Don’t Sleep While Your Contact Lenses are Still On
Unless your eye care professional has specifically prescribed extended wear contact lenses, it’s crucial to remove your lenses before going to sleep. Sleeping with contact lenses on can lead to several problems, including:
- Reduced Oxygen Supply: When your eyes are closed during sleep, the cornea gets less oxygen. Contact lenses can further impede oxygen flow, potentially leading to complications like corneal hypoxia.
- Risk of Infection: Sleeping in contact lenses increases the risk of eye infections, as bacteria and other microorganisms have more time to adhere to the lens.
- Dryness and Discomfort: If you sleep with your lenses on, it can lead to dry eyes and discomfort when you wake up. Your lenses can also become adhered to the surface of your eyes, making them more difficult to remove.
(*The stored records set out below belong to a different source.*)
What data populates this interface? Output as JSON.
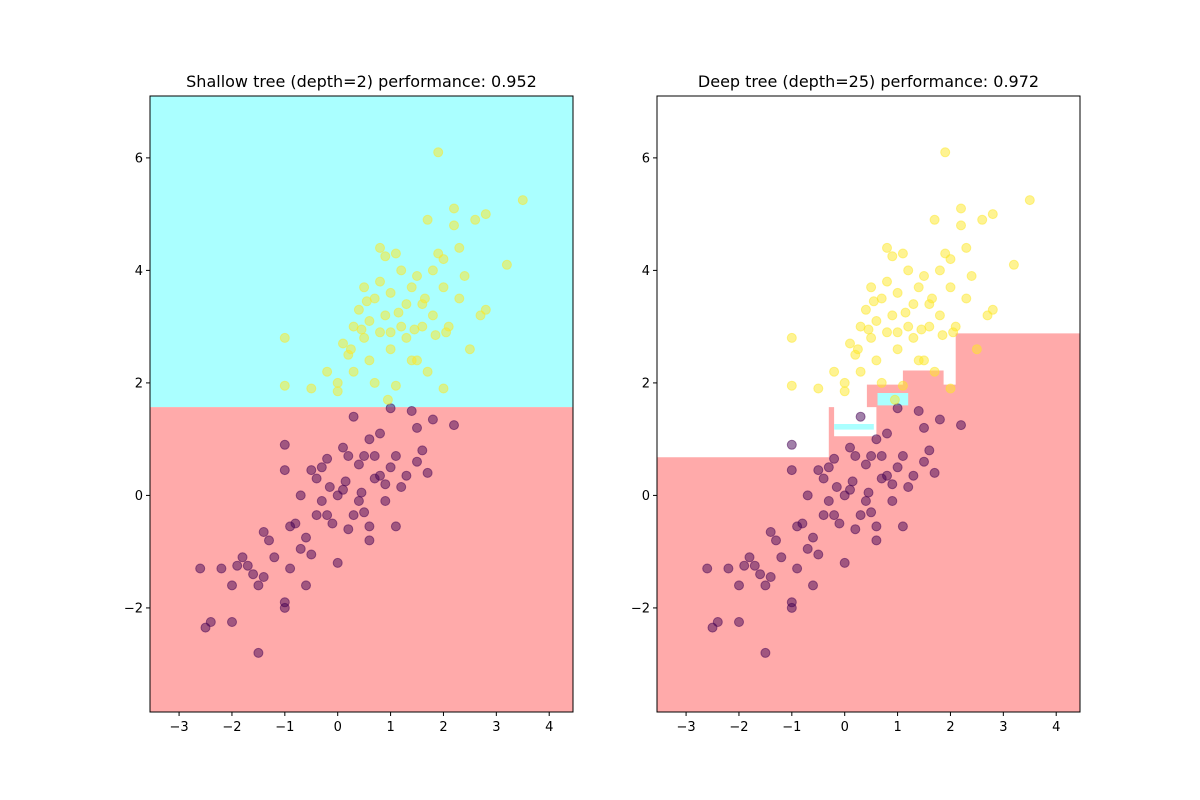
{
  "chart_data": [
    {
      "type": "scatter",
      "title": "Shallow tree (depth=2) performance: 0.952",
      "xlabel": "",
      "ylabel": "",
      "xlim": [
        -3.55,
        4.45
      ],
      "ylim": [
        -3.85,
        7.1
      ],
      "xticks": [
        -3,
        -2,
        -1,
        0,
        1,
        2,
        3,
        4
      ],
      "yticks": [
        -2,
        0,
        2,
        4,
        6
      ],
      "xtick_labels": [
        "−3",
        "−2",
        "−1",
        "0",
        "1",
        "2",
        "3",
        "4"
      ],
      "ytick_labels": [
        "−2",
        "0",
        "2",
        "4",
        "6"
      ],
      "regions": [
        {
          "class": "yellow",
          "color": "#aaffff",
          "polygon": [
            [
              -3.55,
              1.57
            ],
            [
              4.45,
              1.57
            ],
            [
              4.45,
              7.1
            ],
            [
              -3.55,
              7.1
            ]
          ]
        },
        {
          "class": "purple",
          "color": "#ffaaaa",
          "polygon": [
            [
              -3.55,
              -3.85
            ],
            [
              4.45,
              -3.85
            ],
            [
              4.45,
              1.57
            ],
            [
              -3.55,
              1.57
            ]
          ]
        }
      ]
    },
    {
      "type": "scatter",
      "title": "Deep tree (depth=25) performance: 0.972",
      "xlabel": "",
      "ylabel": "",
      "xlim": [
        -3.55,
        4.45
      ],
      "ylim": [
        -3.85,
        7.1
      ],
      "xticks": [
        -3,
        -2,
        -1,
        0,
        1,
        2,
        3,
        4
      ],
      "yticks": [
        -2,
        0,
        2,
        4,
        6
      ],
      "xtick_labels": [
        "−3",
        "−2",
        "−1",
        "0",
        "1",
        "2",
        "3",
        "4"
      ],
      "ytick_labels": [
        "−2",
        "0",
        "2",
        "4",
        "6"
      ],
      "regions": [
        {
          "class": "purple",
          "color": "#ffaaaa",
          "polygon": [
            [
              -3.55,
              -3.85
            ],
            [
              4.45,
              -3.85
            ],
            [
              4.45,
              2.88
            ],
            [
              2.1,
              2.88
            ],
            [
              2.1,
              1.97
            ],
            [
              1.87,
              1.97
            ],
            [
              1.87,
              2.22
            ],
            [
              1.1,
              2.22
            ],
            [
              1.1,
              1.97
            ],
            [
              0.42,
              1.97
            ],
            [
              0.42,
              1.57
            ],
            [
              0.6,
              1.57
            ],
            [
              0.6,
              1.05
            ],
            [
              -0.2,
              1.05
            ],
            [
              -0.2,
              1.57
            ],
            [
              -0.3,
              1.57
            ],
            [
              -0.3,
              0.68
            ],
            [
              -3.55,
              0.68
            ]
          ]
        },
        {
          "class": "yellow",
          "color": "#aaffff",
          "polygon": [
            [
              -0.2,
              1.27
            ],
            [
              0.55,
              1.27
            ],
            [
              0.55,
              1.17
            ],
            [
              -0.2,
              1.17
            ]
          ]
        },
        {
          "class": "yellow",
          "color": "#aaffff",
          "polygon": [
            [
              0.62,
              1.82
            ],
            [
              1.2,
              1.82
            ],
            [
              1.2,
              1.6
            ],
            [
              0.62,
              1.6
            ]
          ]
        }
      ]
    }
  ],
  "points": {
    "yellow": [
      [
        -1.0,
        2.8
      ],
      [
        -1.0,
        1.95
      ],
      [
        -0.5,
        1.9
      ],
      [
        -0.2,
        2.2
      ],
      [
        0.0,
        2.0
      ],
      [
        0.0,
        1.85
      ],
      [
        0.1,
        2.7
      ],
      [
        0.2,
        2.5
      ],
      [
        0.3,
        2.2
      ],
      [
        0.3,
        3.0
      ],
      [
        0.4,
        3.3
      ],
      [
        0.5,
        2.8
      ],
      [
        0.5,
        3.7
      ],
      [
        0.6,
        3.1
      ],
      [
        0.6,
        2.4
      ],
      [
        0.7,
        3.5
      ],
      [
        0.7,
        2.0
      ],
      [
        0.8,
        2.9
      ],
      [
        0.8,
        3.8
      ],
      [
        0.8,
        4.4
      ],
      [
        0.9,
        3.2
      ],
      [
        0.9,
        4.25
      ],
      [
        1.0,
        2.6
      ],
      [
        1.0,
        3.6
      ],
      [
        1.0,
        2.9
      ],
      [
        1.1,
        4.3
      ],
      [
        1.1,
        1.95
      ],
      [
        1.2,
        3.0
      ],
      [
        1.2,
        4.0
      ],
      [
        1.3,
        2.8
      ],
      [
        1.3,
        3.4
      ],
      [
        1.4,
        3.7
      ],
      [
        1.4,
        2.4
      ],
      [
        1.5,
        2.4
      ],
      [
        1.5,
        3.9
      ],
      [
        1.6,
        3.0
      ],
      [
        1.6,
        3.4
      ],
      [
        1.7,
        2.2
      ],
      [
        1.7,
        4.9
      ],
      [
        1.8,
        3.2
      ],
      [
        1.8,
        4.0
      ],
      [
        1.9,
        4.3
      ],
      [
        1.9,
        6.1
      ],
      [
        2.0,
        1.9
      ],
      [
        2.0,
        3.7
      ],
      [
        2.0,
        4.2
      ],
      [
        2.1,
        3.0
      ],
      [
        2.2,
        4.8
      ],
      [
        2.2,
        5.1
      ],
      [
        2.3,
        3.5
      ],
      [
        2.3,
        4.4
      ],
      [
        2.4,
        3.9
      ],
      [
        2.5,
        2.6
      ],
      [
        2.6,
        4.9
      ],
      [
        2.7,
        3.2
      ],
      [
        2.8,
        5.0
      ],
      [
        2.8,
        3.3
      ],
      [
        3.2,
        4.1
      ],
      [
        3.5,
        5.25
      ],
      [
        1.85,
        2.85
      ],
      [
        0.95,
        1.7
      ],
      [
        0.45,
        2.95
      ],
      [
        1.15,
        3.25
      ],
      [
        1.45,
        2.95
      ],
      [
        1.65,
        3.5
      ],
      [
        0.25,
        2.6
      ],
      [
        0.55,
        3.45
      ],
      [
        2.05,
        2.9
      ]
    ],
    "purple": [
      [
        -2.6,
        -1.3
      ],
      [
        -2.5,
        -2.35
      ],
      [
        -2.4,
        -2.25
      ],
      [
        -2.2,
        -1.3
      ],
      [
        -2.0,
        -1.6
      ],
      [
        -2.0,
        -2.25
      ],
      [
        -1.9,
        -1.25
      ],
      [
        -1.8,
        -1.1
      ],
      [
        -1.7,
        -1.25
      ],
      [
        -1.6,
        -1.4
      ],
      [
        -1.5,
        -1.6
      ],
      [
        -1.5,
        -2.8
      ],
      [
        -1.4,
        -1.45
      ],
      [
        -1.4,
        -0.65
      ],
      [
        -1.3,
        -0.8
      ],
      [
        -1.2,
        -1.1
      ],
      [
        -1.0,
        -1.9
      ],
      [
        -1.0,
        -2.0
      ],
      [
        -1.0,
        0.45
      ],
      [
        -1.0,
        0.9
      ],
      [
        -0.9,
        -0.55
      ],
      [
        -0.9,
        -1.3
      ],
      [
        -0.8,
        -0.5
      ],
      [
        -0.7,
        -0.95
      ],
      [
        -0.7,
        0.0
      ],
      [
        -0.6,
        -0.75
      ],
      [
        -0.6,
        -1.6
      ],
      [
        -0.5,
        -1.05
      ],
      [
        -0.5,
        0.45
      ],
      [
        -0.4,
        -0.35
      ],
      [
        -0.4,
        0.3
      ],
      [
        -0.3,
        -0.1
      ],
      [
        -0.2,
        0.65
      ],
      [
        -0.2,
        -0.35
      ],
      [
        -0.1,
        -0.5
      ],
      [
        0.0,
        0.0
      ],
      [
        0.0,
        -1.2
      ],
      [
        0.1,
        0.85
      ],
      [
        0.1,
        0.1
      ],
      [
        0.2,
        -0.6
      ],
      [
        0.2,
        0.7
      ],
      [
        0.3,
        -0.35
      ],
      [
        0.3,
        1.4
      ],
      [
        0.4,
        0.55
      ],
      [
        0.4,
        -0.1
      ],
      [
        0.5,
        0.7
      ],
      [
        0.5,
        -0.3
      ],
      [
        0.6,
        1.0
      ],
      [
        0.6,
        -0.8
      ],
      [
        0.6,
        -0.55
      ],
      [
        0.7,
        0.7
      ],
      [
        0.7,
        0.3
      ],
      [
        0.8,
        1.1
      ],
      [
        0.8,
        0.35
      ],
      [
        0.9,
        -0.1
      ],
      [
        0.9,
        0.2
      ],
      [
        1.0,
        1.55
      ],
      [
        1.0,
        0.5
      ],
      [
        1.1,
        0.7
      ],
      [
        1.1,
        -0.55
      ],
      [
        1.2,
        0.15
      ],
      [
        1.3,
        0.35
      ],
      [
        1.4,
        1.5
      ],
      [
        1.5,
        0.6
      ],
      [
        1.5,
        1.2
      ],
      [
        1.6,
        0.8
      ],
      [
        1.7,
        0.4
      ],
      [
        1.8,
        1.35
      ],
      [
        2.2,
        1.25
      ],
      [
        -0.3,
        0.5
      ],
      [
        0.15,
        0.25
      ],
      [
        0.45,
        0.05
      ],
      [
        -0.15,
        0.15
      ]
    ]
  },
  "style": {
    "yellow_point": "#fde725",
    "purple_point": "#440154"
  }
}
It’s essential to follow your eye care professional’s recommendations regarding the wearing schedule for your contact lenses. If you mistakenly fall asleep with your lenses on, remove them as soon as you wake up and give your eyes a break. Get in touch with your eye care professional if you experience persistent discomfort or vision changes.
Taking care of your contact lenses is part of good eye health and hygiene. When your contacts are in pristine condition, you’re less likely to get eye infections and you won’t feel any discomfort when wearing them. Sure, contact lens maintenance might take a few minutes of your day, but it’s a small price to pay to ensure that you can see clearly without worrying about experiencing eye problems.